Entre as explicações para a perspectiva de um segundo verão consecutivo com chuvas escassas está a atuação do fenômeno La Niña que impede a chegada da umidade vinda da Amazônia. Outro agravante é o resfriamento do oceano Pacífico. "Esse resfriamento faz com que o sistema que leva chuvas ao Sudeste não seja tão atuante", diz Ferreira.

Segundo Pedro Cortês, professor de pós-graduação em ciência ambiental do Instituto de Energia e Ambiente da USP, a falta de chuvas que vêm da Amazônia prejudica especialmente os sistemas Cantareira e Alto Tietê, que dependem dessa dinâmica de precipitação. "Eu não vejo uma recuperação boa para esses reservatórios porque as chuvas não serão suficientes", diz.

De acordo com cálculos do Inmet, entre outubro e dezembro, irá chover o acumulado de até 470 milímetros na capital paulista, abaixo da média histórica de 488 milímetros para o período.

Para o secretário de Infraestrutura e Meio Ambiente do governo estadual, Marcos Penido, essas previsões são imaturas. "Trabalhamos junto com a ANA a previsão [de chuvas] mais refinada que é de até 60 dias, e para os próximos dois meses não vai ter oferta menor do que a demanda", disse.

Há cerca de 45 dias, foi criada uma força-tarefa no governo estadual, comandada pelo vice-governador Rodrigo Garcia (PSDB), para analisar o impacto da seca extrema que se instalou no estado.

O monitoramento das chuvas e situação dos reservatórios passou a ser diário e feito em conjunto com representantes da Sabesp, da Cetesb (Companhia Ambiental do Estado de São Paulo), do Daee (Departamento de Águas e Energia Elétrica) e das secretarias de Infraestrutura e Meio Ambiente e de Agricultura e Abastecimento,.

De acordo com Penido, a preocupação com a falta de chuvas fez o governo elaborar e lançar em duas semanas um programa de abastecimento de água para 260 cidades paulistas que não são atendidas pela Sabesp. "O programa foi incentivado pela estiagem deste ano percebida a partir de janeiro, quando a chuva começou a ser menor", diz.

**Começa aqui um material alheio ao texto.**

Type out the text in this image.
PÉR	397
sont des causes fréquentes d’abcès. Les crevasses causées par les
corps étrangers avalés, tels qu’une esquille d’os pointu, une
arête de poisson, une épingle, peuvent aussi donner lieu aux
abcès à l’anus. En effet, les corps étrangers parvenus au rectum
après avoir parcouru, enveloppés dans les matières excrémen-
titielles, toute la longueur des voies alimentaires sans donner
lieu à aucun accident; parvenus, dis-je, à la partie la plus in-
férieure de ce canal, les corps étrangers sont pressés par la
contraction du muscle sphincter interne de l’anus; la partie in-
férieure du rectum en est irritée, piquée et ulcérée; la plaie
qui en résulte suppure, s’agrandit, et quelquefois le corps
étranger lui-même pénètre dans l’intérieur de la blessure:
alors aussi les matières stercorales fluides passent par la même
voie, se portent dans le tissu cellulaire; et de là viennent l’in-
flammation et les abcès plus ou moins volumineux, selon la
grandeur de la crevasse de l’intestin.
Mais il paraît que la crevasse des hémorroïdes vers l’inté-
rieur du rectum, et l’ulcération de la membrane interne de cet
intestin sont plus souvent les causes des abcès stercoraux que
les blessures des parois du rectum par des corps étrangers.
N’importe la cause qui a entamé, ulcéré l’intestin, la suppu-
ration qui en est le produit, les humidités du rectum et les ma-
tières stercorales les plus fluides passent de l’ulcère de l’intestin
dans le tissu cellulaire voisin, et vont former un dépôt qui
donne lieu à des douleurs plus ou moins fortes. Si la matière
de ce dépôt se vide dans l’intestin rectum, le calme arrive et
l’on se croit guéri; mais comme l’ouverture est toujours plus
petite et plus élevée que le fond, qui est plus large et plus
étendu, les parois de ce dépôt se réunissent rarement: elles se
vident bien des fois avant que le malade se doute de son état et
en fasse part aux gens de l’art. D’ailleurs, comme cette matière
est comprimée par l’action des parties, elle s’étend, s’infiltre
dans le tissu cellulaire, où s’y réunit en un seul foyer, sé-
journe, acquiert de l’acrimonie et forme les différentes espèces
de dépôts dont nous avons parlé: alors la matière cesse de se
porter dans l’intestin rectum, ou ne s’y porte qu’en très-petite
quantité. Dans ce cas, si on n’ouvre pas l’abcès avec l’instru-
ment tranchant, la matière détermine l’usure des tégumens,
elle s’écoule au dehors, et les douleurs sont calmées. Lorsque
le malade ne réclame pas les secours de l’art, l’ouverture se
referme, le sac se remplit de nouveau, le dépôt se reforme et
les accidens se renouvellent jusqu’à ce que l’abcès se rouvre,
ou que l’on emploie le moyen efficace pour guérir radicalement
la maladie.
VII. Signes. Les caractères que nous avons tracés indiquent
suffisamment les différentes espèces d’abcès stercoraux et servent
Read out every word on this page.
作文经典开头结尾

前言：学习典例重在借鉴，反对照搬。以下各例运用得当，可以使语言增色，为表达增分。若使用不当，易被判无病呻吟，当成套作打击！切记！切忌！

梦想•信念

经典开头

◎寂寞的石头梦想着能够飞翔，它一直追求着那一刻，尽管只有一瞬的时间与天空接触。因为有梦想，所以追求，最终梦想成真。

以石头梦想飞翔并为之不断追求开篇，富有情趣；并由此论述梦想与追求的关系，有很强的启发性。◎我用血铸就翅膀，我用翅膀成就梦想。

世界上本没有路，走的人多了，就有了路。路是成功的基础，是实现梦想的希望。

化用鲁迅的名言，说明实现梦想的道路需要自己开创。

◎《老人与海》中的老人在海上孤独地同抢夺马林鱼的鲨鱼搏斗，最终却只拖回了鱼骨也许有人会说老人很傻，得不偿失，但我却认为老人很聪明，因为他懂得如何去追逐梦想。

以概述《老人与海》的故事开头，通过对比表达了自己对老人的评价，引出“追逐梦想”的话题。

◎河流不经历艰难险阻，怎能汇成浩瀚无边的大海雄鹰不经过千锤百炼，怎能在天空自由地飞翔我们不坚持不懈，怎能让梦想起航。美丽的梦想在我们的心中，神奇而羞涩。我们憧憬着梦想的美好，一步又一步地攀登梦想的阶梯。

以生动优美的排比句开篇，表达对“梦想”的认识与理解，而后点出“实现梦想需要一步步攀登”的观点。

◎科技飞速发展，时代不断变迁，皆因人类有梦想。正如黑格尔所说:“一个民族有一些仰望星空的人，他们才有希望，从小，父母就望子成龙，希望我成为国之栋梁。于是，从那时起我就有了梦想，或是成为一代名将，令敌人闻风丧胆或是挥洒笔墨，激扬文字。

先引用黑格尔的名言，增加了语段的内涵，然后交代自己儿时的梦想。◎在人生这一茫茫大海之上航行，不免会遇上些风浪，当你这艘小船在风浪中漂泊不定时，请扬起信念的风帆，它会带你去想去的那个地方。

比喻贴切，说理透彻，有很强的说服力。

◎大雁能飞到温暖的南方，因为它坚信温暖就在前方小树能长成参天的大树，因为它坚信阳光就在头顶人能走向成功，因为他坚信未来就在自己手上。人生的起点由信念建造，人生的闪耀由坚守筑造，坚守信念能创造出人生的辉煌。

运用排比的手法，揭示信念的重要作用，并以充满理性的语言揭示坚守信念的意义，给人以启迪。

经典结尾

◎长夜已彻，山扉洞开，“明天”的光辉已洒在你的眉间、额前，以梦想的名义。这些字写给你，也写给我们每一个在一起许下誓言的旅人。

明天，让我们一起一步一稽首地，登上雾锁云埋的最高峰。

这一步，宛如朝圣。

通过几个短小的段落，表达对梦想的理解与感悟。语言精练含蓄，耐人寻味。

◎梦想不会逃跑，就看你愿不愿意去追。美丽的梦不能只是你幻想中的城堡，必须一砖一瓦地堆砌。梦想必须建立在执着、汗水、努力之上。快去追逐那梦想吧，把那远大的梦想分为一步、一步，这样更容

Ao anunciar o programa, que prevê a perfuração de poços em 120 municípios e obras de desassoreamento em rios, no dia 7 de outubro, o secretário discursou e reconheceu o cenário de crise hídrica no estado, embora tenha afirmado depois que sua declaração foi em relação apenas às cidades que não integram o sistema de abastecimento da Sabesp.

"Crise hídrica é um jargão para falar que estamos vivendo uma estiagem severa", disse sobre seu discurso. "Nenhum município ligado ao sistema Cantareira, Alto Tietê e Rio Grande, que abastecem a região metropolitana de São Paulo, enfrenta problema de abastecimento", continuou o secretário.

​O presidente da Sabesp, Benedito Braga, também tem negado reiteradamente que há previsão de crise de abastecimento na região metropolitana. Segundo ele, não há perspectiva de falta de água até o final da primavera e início do verão. "Se tivermos um verão seco, vamos ter que adotar soluções mais restritivas", disse em entrevista à Folha no dia 1º de outubro.

Em nota, a Sabesp informou que "a projeção aponta níveis satisfatórios dos reservatórios com as perspectivas de chuvas do final da primavera e início do verão, quando a situação será reavaliada". Segundo a empresa, não há risco de desabastecimento neste momento na região metropolitana.

"Comparando-se os índices pluviométricos atuais e os da crise hídrica de 2014, particularmente no Sistema Cantareira, é possível verificar que o cenário atual é diferente. A escassez de chuvas neste sistema em 2014 foi mais aguda. A previsão do tempo lida com questões complexas, o que dificulta prognósticos a médio e longo prazo", afirmou a empresa.

O governo de Minas Gerais anunciou no dia 5 de outubro medidas de enfrentamento à crise hídrica prevista devido "ao baixo índice de precipitação no último período chuvoso (de outubro de 2020 a março de 2021), considerada abaixo da média histórica em quase todo o estado, e que exige medidas para minimizar os impactos da seca".

Na ocasião, o governo mineiro publicou duas portarias em que reconheceu a escassez hídrica nas regiões metropolitana e central de Belo Horizonte.